Par Laura Lamassourre Publié le • Sponsorisé par TK Elevator France

Avec 30 ans d’expérience, Jean-Marc connaît le métier de technicien ascensoriste sur le bout des doigts. Et il a beaucoup à dire sur les idées reçues qui l’entourent.

5 clichés sur le métier de technicien ascensoriste (et pourquoi il faut les oublier !)
Jean-Marc assure la maintenance de 120 ascenseurs près de Toulouse pour TK Elevator. © TK Elevator

Que sait-on vraiment du métier de technicien ascensoriste ? Pas grand-chose, à en croire les idées reçues qui circulent. Pourtant, Jean-Marc, technicien SAV chez TK Elevator depuis 30 ans, a bien des choses à raconter. Aujourd’hui, il assure la maintenance de 120 ascenseurs près de Toulouse et partage pour Hellowork la réalité d’un métier bien plus riche et varié qu’on ne l’imagine. Découvrez ses anecdotes au fil de l’article.

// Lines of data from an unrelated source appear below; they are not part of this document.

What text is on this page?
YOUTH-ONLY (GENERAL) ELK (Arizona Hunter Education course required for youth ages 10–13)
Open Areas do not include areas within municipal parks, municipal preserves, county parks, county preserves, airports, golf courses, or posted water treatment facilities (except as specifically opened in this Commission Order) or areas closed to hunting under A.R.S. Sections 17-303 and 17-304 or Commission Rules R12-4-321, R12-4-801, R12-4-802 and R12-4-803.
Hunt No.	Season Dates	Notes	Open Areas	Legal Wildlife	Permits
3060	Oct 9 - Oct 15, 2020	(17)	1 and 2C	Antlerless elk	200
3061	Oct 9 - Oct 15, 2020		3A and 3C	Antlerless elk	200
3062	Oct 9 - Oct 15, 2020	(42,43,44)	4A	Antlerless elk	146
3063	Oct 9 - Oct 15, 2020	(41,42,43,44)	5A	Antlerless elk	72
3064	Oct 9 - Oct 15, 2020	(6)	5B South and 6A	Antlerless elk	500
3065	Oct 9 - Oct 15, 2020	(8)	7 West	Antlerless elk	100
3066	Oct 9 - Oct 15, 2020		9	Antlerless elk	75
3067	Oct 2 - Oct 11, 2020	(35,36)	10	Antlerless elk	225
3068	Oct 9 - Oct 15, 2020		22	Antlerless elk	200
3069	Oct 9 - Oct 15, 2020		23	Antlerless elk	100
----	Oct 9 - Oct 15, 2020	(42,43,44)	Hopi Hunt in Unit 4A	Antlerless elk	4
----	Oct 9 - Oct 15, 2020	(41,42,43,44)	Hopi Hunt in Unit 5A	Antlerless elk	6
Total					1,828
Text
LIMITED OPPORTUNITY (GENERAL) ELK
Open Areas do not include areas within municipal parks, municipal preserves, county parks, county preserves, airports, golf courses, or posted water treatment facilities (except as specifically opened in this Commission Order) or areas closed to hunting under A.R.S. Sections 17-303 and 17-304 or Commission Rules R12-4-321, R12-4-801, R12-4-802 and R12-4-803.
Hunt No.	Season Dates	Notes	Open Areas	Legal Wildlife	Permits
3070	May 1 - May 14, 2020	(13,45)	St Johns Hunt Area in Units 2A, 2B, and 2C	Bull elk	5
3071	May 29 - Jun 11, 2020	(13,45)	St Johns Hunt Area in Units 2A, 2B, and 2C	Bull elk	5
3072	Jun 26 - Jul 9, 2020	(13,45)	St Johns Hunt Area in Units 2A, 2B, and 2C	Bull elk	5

Cliché n°1 : Il faut être un grand bricoleur

« Ce n’est pas tout à fait vrai car tout s’apprend ! En étant un peu curieux et en lisant les méthodes, même ceux qui ne sont pas bricoleurs s’en sortent, souligne Jean-Marc. Analyser les pannes et comprendre la mécanique, c’est surtout de la logique. Le dépannage, c’est un peu comme un jeu, une énigme. L’expérience, on l’acquiert sur le terrain ! »

Le métier combine mécanique, électricité, électronique et informatique : « Il faut analyser, comprendre, trouver des solutions. C’est ce qui rend le métier stimulant ! » La formation continue fait d’ailleurs partie intégrante du quotidien : « On doit connaître les dernières nouveautés réglementaires et technologiques. C’est ce qui nous permet de conseiller au mieux nos clients. »

Anecdote : Le papillon de nuit

« On m’appelle pour une panne dans une résidence : la porte de la cabine ne se ferme plus. Après 30 minutes de route, j’arrive sur place et je remarque un papillon de nuit posé sur la cellule photoélectrique des portes. Je me dis : “Ça ne peut pas être lui qui bloque la porte !” Pourtant, je le pousse doucement du doigt… et la porte se referme immédiatement. Eh bien si, c’était lui ! »

Cliché n°2 : C’est un métier risqué

La sécurité est au cœur du métier. « C’est notre cheval de bataille. Chaque ascenseur fait l’objet d’une étude de sécurité approfondie. Un auditeur vérifie l’accès, l’échelle, la trappe », précise Jean-Marc. Les équipements de protection sont systématiquement fournis : gants, lunettes, casque. Les nouvelles installations sont équipées de garde-corps et de systèmes à double validation. « Pour monter la cabine, on doit appuyer sur deux boutons en même temps pour éviter tout risque. Ces procédures, qui n’existaient pas il y a dix ans, font de la sécurité notre priorité absolue. »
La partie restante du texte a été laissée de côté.